Continuous integration and continuous deployment (CI/CD) pipelines automate everything that happens, from code check-in to deployment, including invoking automated testing, security vulnerability analysis, system integration and deployment to the cloud.
At the heart of a CI/CD pipeline are declarative descriptions of configurations, saved and versioned just like application code (hence called ‘infrastructure as code’). If a new configuration fails, it can easily be rolled back to a known working version. Updates to live instances are discouraged because of the risk of configuration “drift;” that is, the runtime code in the production version diverging from the original source code. Hence, the principle of immutable infrastructure dictates that any change that is necessary for the production version requires a rebuild from the original source, which, assuming the steps in the pipeline are largely automated, should not be an onerous task.

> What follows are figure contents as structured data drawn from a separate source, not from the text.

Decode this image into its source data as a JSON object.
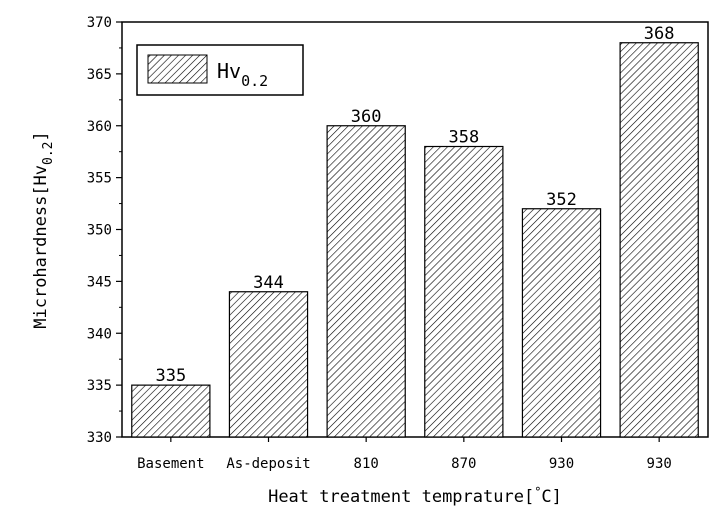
{
  "chart_data": {
    "type": "bar",
    "categories": [
      "Basement",
      "As-deposit",
      "810",
      "870",
      "930",
      "930"
    ],
    "values": [
      335,
      344,
      360,
      358,
      352,
      368
    ],
    "data_labels": [
      "335",
      "344",
      "360",
      "358",
      "352",
      "368"
    ],
    "xlabel_main": "Heat treatment temprature[",
    "xlabel_degree": "°",
    "xlabel_unit": "C]",
    "ylabel_main": "Microhardness[Hv",
    "ylabel_sub": "0.2",
    "ylabel_close": "]",
    "ylim": [
      330,
      370
    ],
    "yticks": [
      330,
      335,
      340,
      345,
      350,
      355,
      360,
      365,
      370
    ],
    "legend": {
      "position": "top-left",
      "label_main": "Hv",
      "label_sub": "0.2"
    },
    "bar_fill": "hatched-diagonal",
    "grid": false
  }
}
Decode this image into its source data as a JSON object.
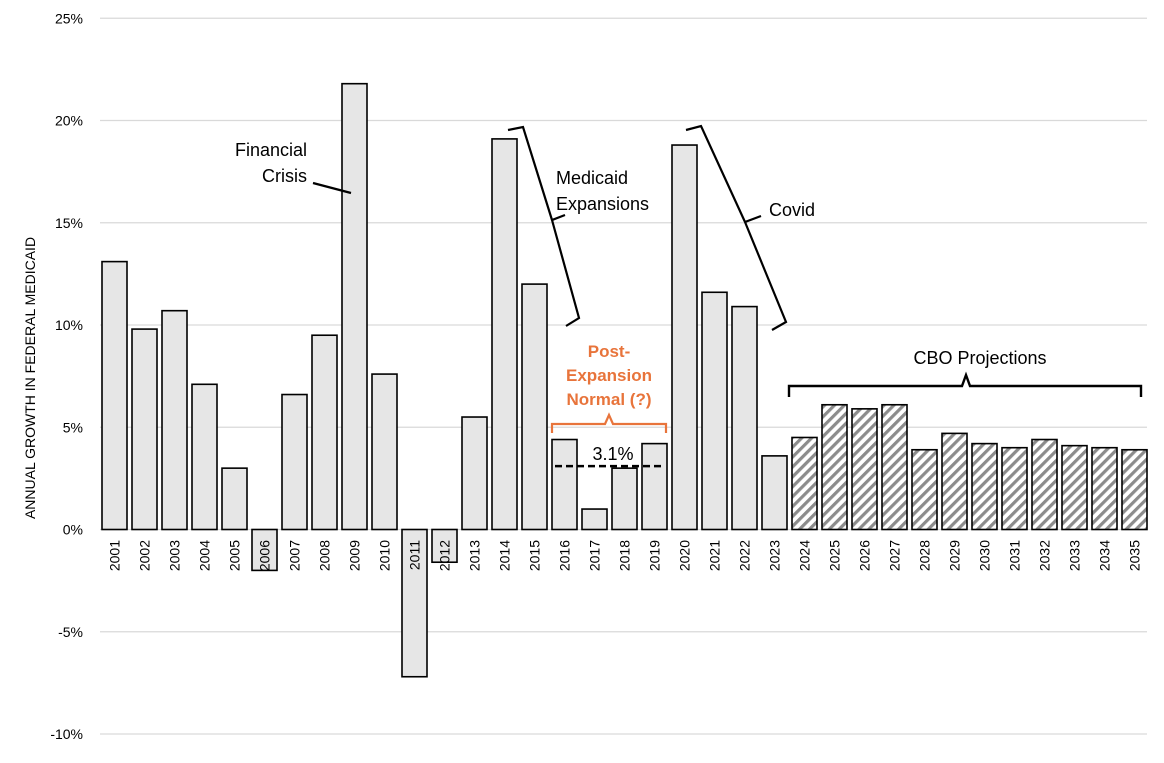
{
  "chart_data": {
    "type": "bar",
    "ylabel": "ANNUAL GROWTH IN FEDERAL MEDICAID",
    "ylim": [
      -10,
      25
    ],
    "yticks": [
      {
        "value": 25,
        "label": "25%"
      },
      {
        "value": 20,
        "label": "20%"
      },
      {
        "value": 15,
        "label": "15%"
      },
      {
        "value": 10,
        "label": "10%"
      },
      {
        "value": 5,
        "label": "5%"
      },
      {
        "value": 0,
        "label": "0%"
      },
      {
        "value": -5,
        "label": "-5%"
      },
      {
        "value": -10,
        "label": "-10%"
      }
    ],
    "grid": true,
    "categories": [
      "2001",
      "2002",
      "2003",
      "2004",
      "2005",
      "2006",
      "2007",
      "2008",
      "2009",
      "2010",
      "2011",
      "2012",
      "2013",
      "2014",
      "2015",
      "2016",
      "2017",
      "2018",
      "2019",
      "2020",
      "2021",
      "2022",
      "2023",
      "2024",
      "2025",
      "2026",
      "2027",
      "2028",
      "2029",
      "2030",
      "2031",
      "2032",
      "2033",
      "2034",
      "2035"
    ],
    "values": [
      13.1,
      9.8,
      10.7,
      7.1,
      3.0,
      -2.0,
      6.6,
      9.5,
      21.8,
      7.6,
      -7.2,
      -1.6,
      5.5,
      19.1,
      12.0,
      4.4,
      1.0,
      3.0,
      4.2,
      18.8,
      11.6,
      10.9,
      3.6,
      4.5,
      6.1,
      5.9,
      6.1,
      3.9,
      4.7,
      4.2,
      4.0,
      4.4,
      4.1,
      4.0,
      3.9
    ],
    "projected_from": "2024",
    "colors": {
      "actual_fill": "#e6e6e6",
      "bar_stroke": "#000000",
      "projection_stripe": "#8c8c8c",
      "orange": "#e8743b",
      "grid": "#d9d9d9"
    },
    "annotations": {
      "financial_crisis": [
        "Financial",
        "Crisis"
      ],
      "medicaid_expansions": [
        "Medicaid",
        "Expansions"
      ],
      "covid": "Covid",
      "post_expansion": [
        "Post-",
        "Expansion",
        "Normal (?)"
      ],
      "average_label": "3.1%",
      "average_value": 3.1,
      "average_range": [
        "2016",
        "2019"
      ],
      "cbo_projections": "CBO Projections"
    }
  }
}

Cloud-Native Computing: Mastering a Whole New World
Without question, the emergence of the cloud-native computing model has revolutionized not just the mechanics, but the very core of how we think about enterprise software. In just a few short years we have evolved from mainframe, client-server and three-tier models, to a massively scalable, distributed, microservice-based paradigm, changing both the very character of applications and how we develop them.
With any great change comes an initial period of complexity as organizations seek to master new architectures and technologies. Yet, by adhering to these principles, organizations can quickly overcome the complexity and realize the technical and business benefits that the cloud promises.